The voice for patients in PSC research
PSC Support is leading the way in driving and supporting PSC research
PSC Support is the voice for PSC patients in research and drug development
PSC Support represents people with PSC nationally and internationally in our work to speed up an effective treatment for people with PSC.
We evidence the views we provide. Of note, two PSC Support surveys capturing more than 1,300 respondent views on unmet needs and attitudes to research and treatments have been instrumental in understanding what people affected by PSC need and want. Our report of the two surveys is called ‘Clinical need in PSC and clinically meaningful change: What is important to patients?’35
Thank you to everyone who takes the time to complete our PSC Support surveys. Your views are making a difference.
In December 2018, PSC Support presented the patient perspective on PSC medicine development at the 2018 European Medicines Agency multi-stakeholder meeting on PSC, PBC and NASH research.
In March 2016, PSC Support represented all PSC patients international conference hosted by the American Association for the Study of Liver Diseases (AASLD) and the US Food and Drug Administration (FDA).
Key Interim Results from the PSC Support Research and Treatment Surveys
PSC Patients are Engaged
- PSC patients are interested and eager to participate in research studies
- Patient-centred research design will help recruitment and retention of participants
- Patient Reported Outcome Measures should be incorporated into trial design where relevant
Clinically Meaningful Change
- To patients, clinically meaningful change means:
- an improvement in quality of life that patient can detect
- the relief of symptoms (e.g. pain, fatigue, itch) that patient can detect
- a change in something (e.g. biomarker) directly associated with the disease process that has a convincing ability to:
- prolong life
- reduce PSC complications
- prevent or reduce occurrence of rPSC
- reduce infection
- prevent cancer
- predict (risk of) progression of disease
What is the Most Difficult Part of Living with PSC?
- When asked to describe the most difficult part of living with PSC, many respondents gave more than one issue. 74% of respondents felt that the emotional impact was the most difficult aspect (n=340) (see Figure 1)
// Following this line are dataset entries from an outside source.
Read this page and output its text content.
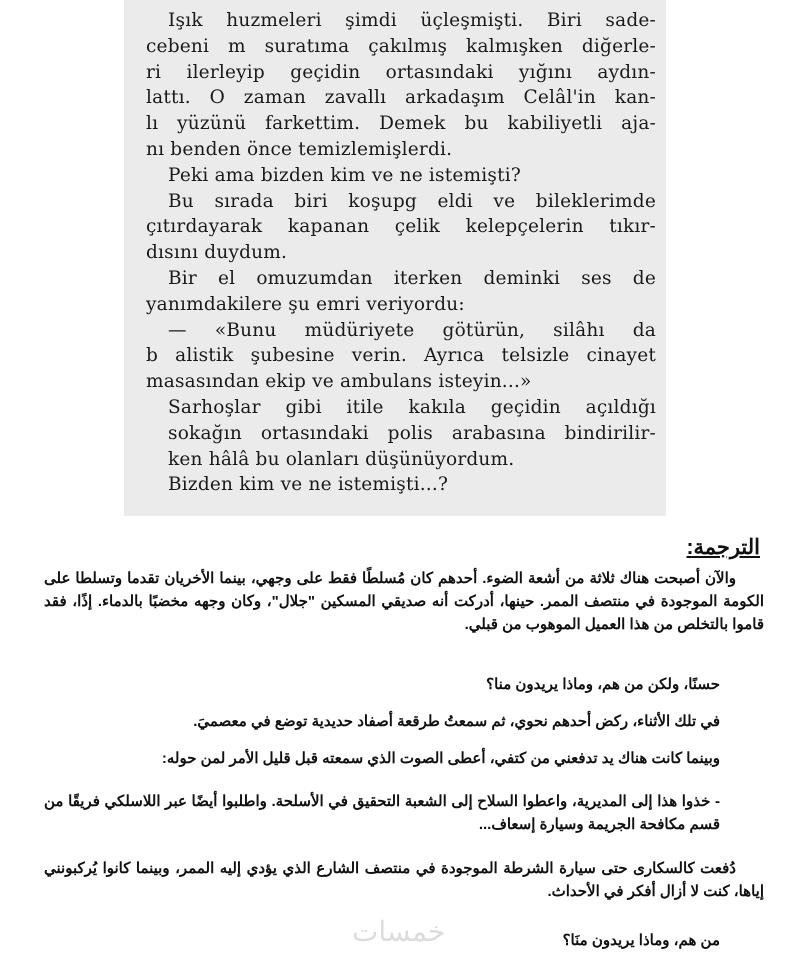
Işık huzmeleri şimdi üçleşmişti. Biri sade-
cebeni m suratıma çakılmış kalmışken diğerle-
ri ilerleyip geçidin ortasındaki yığını aydın-
lattı. O zaman zavallı arkadaşım Celâl'in kan-
lı yüzünü farkettim. Demek bu kabiliyetli aja-
nı benden önce temizlemişlerdi.
Peki ama bizden kim ve ne istemişti?
Bu sırada biri koşupg eldi ve bileklerimde
çıtırdayarak kapanan çelik kelepçelerin tıkır-
dısını duydum.
Bir el omuzumdan iterken deminki ses de
yanımdakilere şu emri veriyordu:
— «Bunu müdüriyete götürün, silâhı da
b alistik şubesine verin. Ayrıca telsizle cinayet
masasından ekip ve ambulans isteyin...»
Sarhoşlar gibi itile kakıla geçidin açıldığı
sokağın ortasındaki polis arabasına bindirilir-
ken hâlâ bu olanları düşünüyordum.
Bizden kim ve ne istemişti...?
الترجمة:
والآن أصبحت هناك ثلاثة من أشعة الضوء. أحدهم كان مُسلطًا فقط على وجهي، بينما الأخريان تقدما وتسلطا على الكومة الموجودة في منتصف الممر. حينها، أدركت أنه صديقي المسكين "جلال"، وكان وجهه مخضبًا بالدماء. إذًا، فقد قاموا بالتخلص من هذا العميل الموهوب من قبلي.
حسنًا، ولكن من هم، وماذا يريدون منا؟
في تلك الأثناء، ركض أحدهم نحوي، ثم سمعتُ طرقعة أصفاد حديدية توضع في معصميَ.
وبينما كانت هناك يد تدفعني من كتفي، أعطى الصوت الذي سمعته قبل قليل الأمر لمن حوله:
- خذوا هذا إلى المديرية، واعطوا السلاح إلى الشعبة التحقيق في الأسلحة. واطلبوا أيضًا عبر اللاسلكي فريقًا من قسم مكافحة الجريمة وسيارة إسعاف...
دُفعت كالسكارى حتى سيارة الشرطة الموجودة في منتصف الشارع الذي يؤدي إليه الممر، وبينما كانوا يُركبونني إياها، كنت لا أزال أفكر في الأحداث.
من هم، وماذا يريدون منَا؟
خمسات
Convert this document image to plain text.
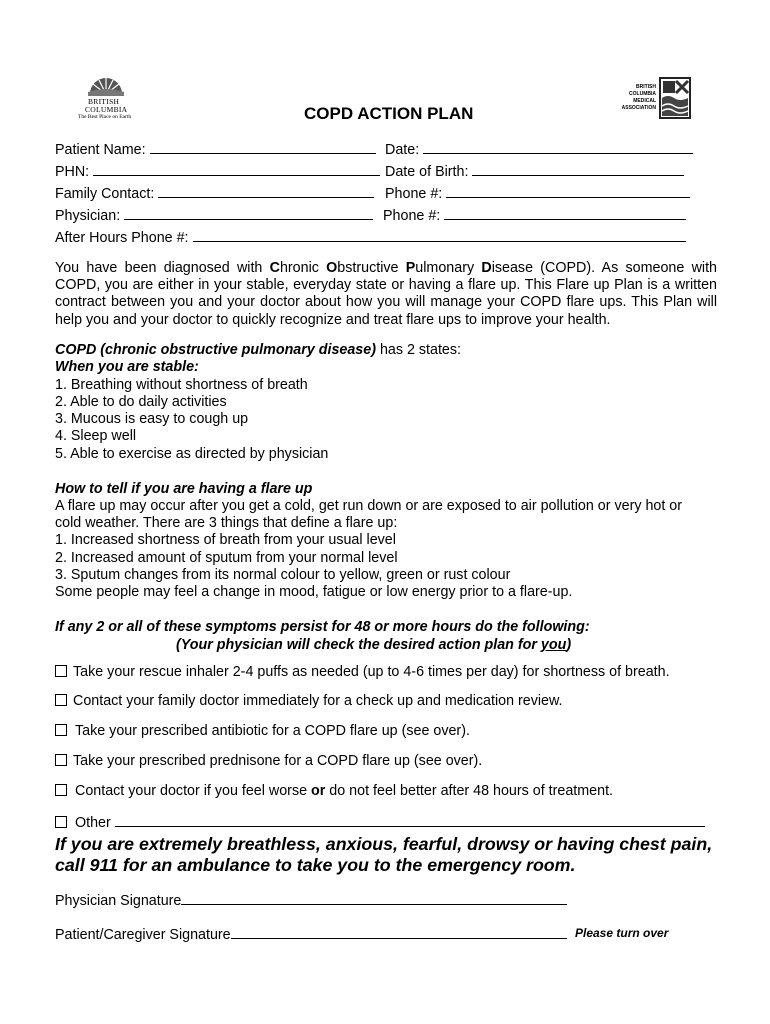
BRITISH
COLUMBIA
The Best Place on Earth
BRITISH
COLUMBIA
MEDICAL
ASSOCIATION
COPD ACTION PLAN
Patient Name:	Date:
PHN:	Date of Birth:
Family Contact:	Phone #:
Physician:	Phone #:
After Hours Phone #:
You have been diagnosed with Chronic Obstructive Pulmonary Disease (COPD). As someone with COPD, you are either in your stable, everyday state or having a flare up. This Flare up Plan is a written contract between you and your doctor about how you will manage your COPD flare ups. This Plan will help you and your doctor to quickly recognize and treat flare ups to improve your health.
COPD (chronic obstructive pulmonary disease) has 2 states:
When you are stable:
1. Breathing without shortness of breath
2. Able to do daily activities
3. Mucous is easy to cough up
4. Sleep well
5. Able to exercise as directed by physician
How to tell if you are having a flare up
A flare up may occur after you get a cold, get run down or are exposed to air pollution or very hot or
cold weather. There are 3 things that define a flare up:
1. Increased shortness of breath from your usual level
2. Increased amount of sputum from your normal level
3. Sputum changes from its normal colour to yellow, green or rust colour
Some people may feel a change in mood, fatigue or low energy prior to a flare-up.
If any 2 or all of these symptoms persist for 48 or more hours do the following:
(Your physician will check the desired action plan for you)
Take your rescue inhaler 2-4 puffs as needed (up to 4-6 times per day) for shortness of breath.
Contact your family doctor immediately for a check up and medication review.
Take your prescribed antibiotic for a COPD flare up (see over).
Take your prescribed prednisone for a COPD flare up (see over).
Contact your doctor if you feel worse or do not feel better after 48 hours of treatment.
Other
If you are extremely breathless, anxious, fearful, drowsy or having chest pain,
call 911 for an ambulance to take you to the emergency room.
Physician Signature
Patient/Caregiver Signature	Please turn over
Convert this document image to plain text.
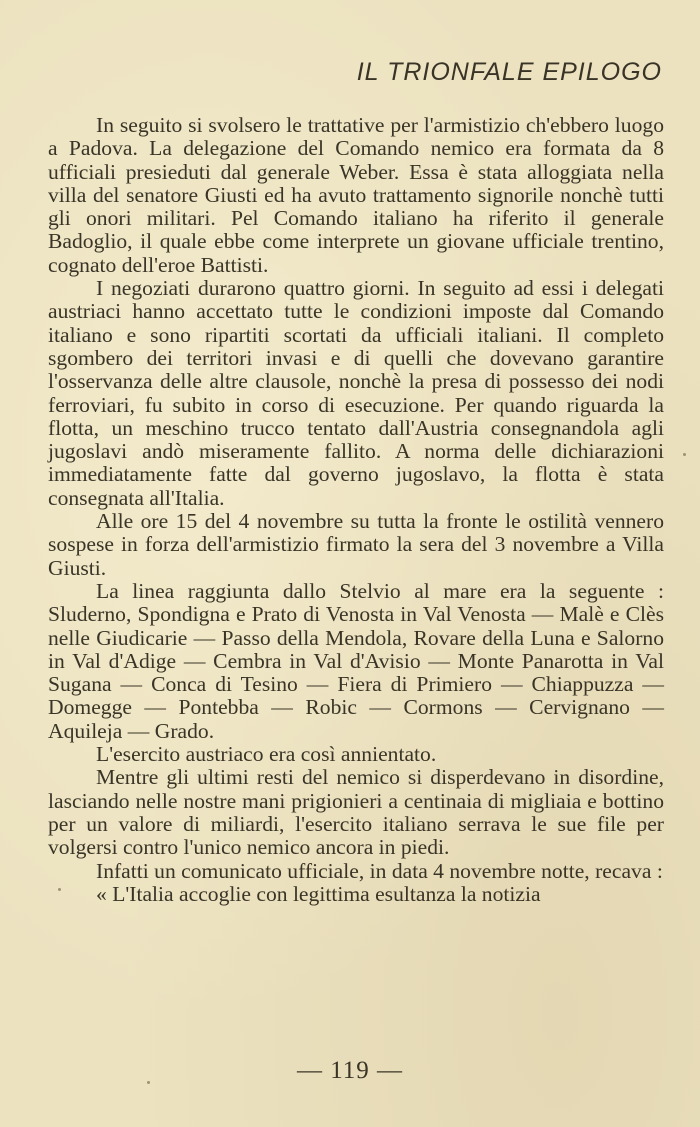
IL TRIONFALE EPILOGO

In seguito si svolsero le trattative per l'armistizio ch'ebbero luogo a Padova. La delegazione del Comando nemico era formata da 8 ufficiali presieduti dal generale Weber. Essa è stata alloggiata nella villa del senatore Giusti ed ha avuto trattamento signorile nonchè tutti gli onori militari. Pel Comando italiano ha riferito il generale Badoglio, il quale ebbe come interprete un giovane ufficiale trentino, cognato dell'eroe Battisti.

I negoziati durarono quattro giorni. In seguito ad essi i delegati austriaci hanno accettato tutte le condizioni imposte dal Comando italiano e sono ripartiti scortati da ufficiali italiani. Il completo sgombero dei territori invasi e di quelli che dovevano garantire l'osservanza delle altre clausole, nonchè la presa di possesso dei nodi ferroviari, fu subito in corso di esecuzione. Per quando riguarda la flotta, un meschino trucco tentato dall'Austria consegnandola agli jugoslavi andò miseramente fallito. A norma delle dichiarazioni immediatamente fatte dal governo jugoslavo, la flotta è stata consegnata all'Italia.

Alle ore 15 del 4 novembre su tutta la fronte le ostilità vennero sospese in forza dell'armistizio firmato la sera del 3 novembre a Villa Giusti.

La linea raggiunta dallo Stelvio al mare era la seguente : Sluderno, Spondigna e Prato di Venosta in Val Venosta — Malè e Clès nelle Giudicarie — Passo della Mendola, Rovare della Luna e Salorno in Val d'Adige — Cembra in Val d'Avisio — Monte Panarotta in Val Sugana — Conca di Tesino — Fiera di Primiero — Chiappuzza — Domegge — Pontebba — Robic — Cormons — Cervignano — Aquileja — Grado.

L'esercito austriaco era così annientato.

Mentre gli ultimi resti del nemico si disperdevano in disordine, lasciando nelle nostre mani prigionieri a centinaia di migliaia e bottino per un valore di miliardi, l'esercito italiano serrava le sue file per volgersi contro l'unico nemico ancora in piedi.

Infatti un comunicato ufficiale, in data 4 novembre notte, recava :

« L'Italia accoglie con legittima esultanza la notizia

— 119 —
- 60.4% of the emotional impact responses were around uncertainty about the future
- 28.2% of the emotional concerns reported in our survey were around helplessness: frustration at having an ‘untreatable disease’, that is not only untreatable, but poorly understood in terms of cause and any kind of prognosis.
- 11.4% of the emotional concerns reported were about perceived inadequate clinical care or monitoring, and the burden of hospitalisation.
- When considering the most difficult aspect of PSC, 20% of respondents cited concerns around the social impact of PSC.
- The social concerns expressed were mostly (38%) around a lack of understanding from others, or rather, the effects of having a mostly invisible illness, and the same proportion noted how difficult it was to stand by and watch someone else suffer or die.
- 19% of the concerns were around social isolation and 6% were around being a burden to others.
What are the Most Common Symptoms in PSC?
- When asked to indicate the symptoms they had experienced in the previous four weeks, the most common symptoms indicated by patients (n=317) were:
- fatigue (78%)
- pain (54%)
- itching (51%)
- 5% of respondents indicated that they had had no symptoms in the previous four-week period.
- More than one third (32%) reported that they had felt depressed. Although this is a self-reported symptom, it demonstrates that PSC comes with a heavy emotional burden for some patients.
What are the Research Priorities for Patients?
- Patients and their families provided 530 questions when asked to state 'unanswered questions' in PSC research. By far the most common responses (85%) were fundamental, sense-making questions about PSC (see Figure 2).
What do Patients Think About the Use of Invasive Procedures in Research?
- We asked patients what clinical procedures they had undergone and which they would be prepared to undergo for research. (n=317)
- Patients’ attitudes are positive about invasive procedures for research, with around half prepared to undergo a colonoscopy (58%), liver biopsy (52%), gastroscopy (52%) or ERCP(55%) (2016 Research Survey, see Figure 3).
A word of caution: biopsies...
- In our PSC Support Treatments Survey, we asked patients, 'If you were taking part in a research trial, would you be prepared to have one or more biopsies?(n=618, see Figure 4). This time, we found an even higher proportion (66%) was prepared to undergo biopsy for research and this figure held true even for patients who had previously had a biopsy.
- PSC patients are informed and alert to the risks and benefits of procedures, and the need for PSC research. Patients want to help research and are aware of the costs to them of having biopsies. It should not be concluded that PSC patients want biopsies as part of their routine care; they don’t. PSC patients are engaged and willing to take part in research but not at any cost.
- We should be crystal clear about this: no one likes a biopsy or takes one lightly.
- biopsies should only be part of the study protocol if it is absolutely necessary (or when they are part of existing clinical care), when there is no other way of obtaining the desired information;
- participants undergoing biopsies should be administered adequate sedation and such procedures be conducted by experienced practitioners only;
- there should be a convincing and important reason for the use of biopsies in research.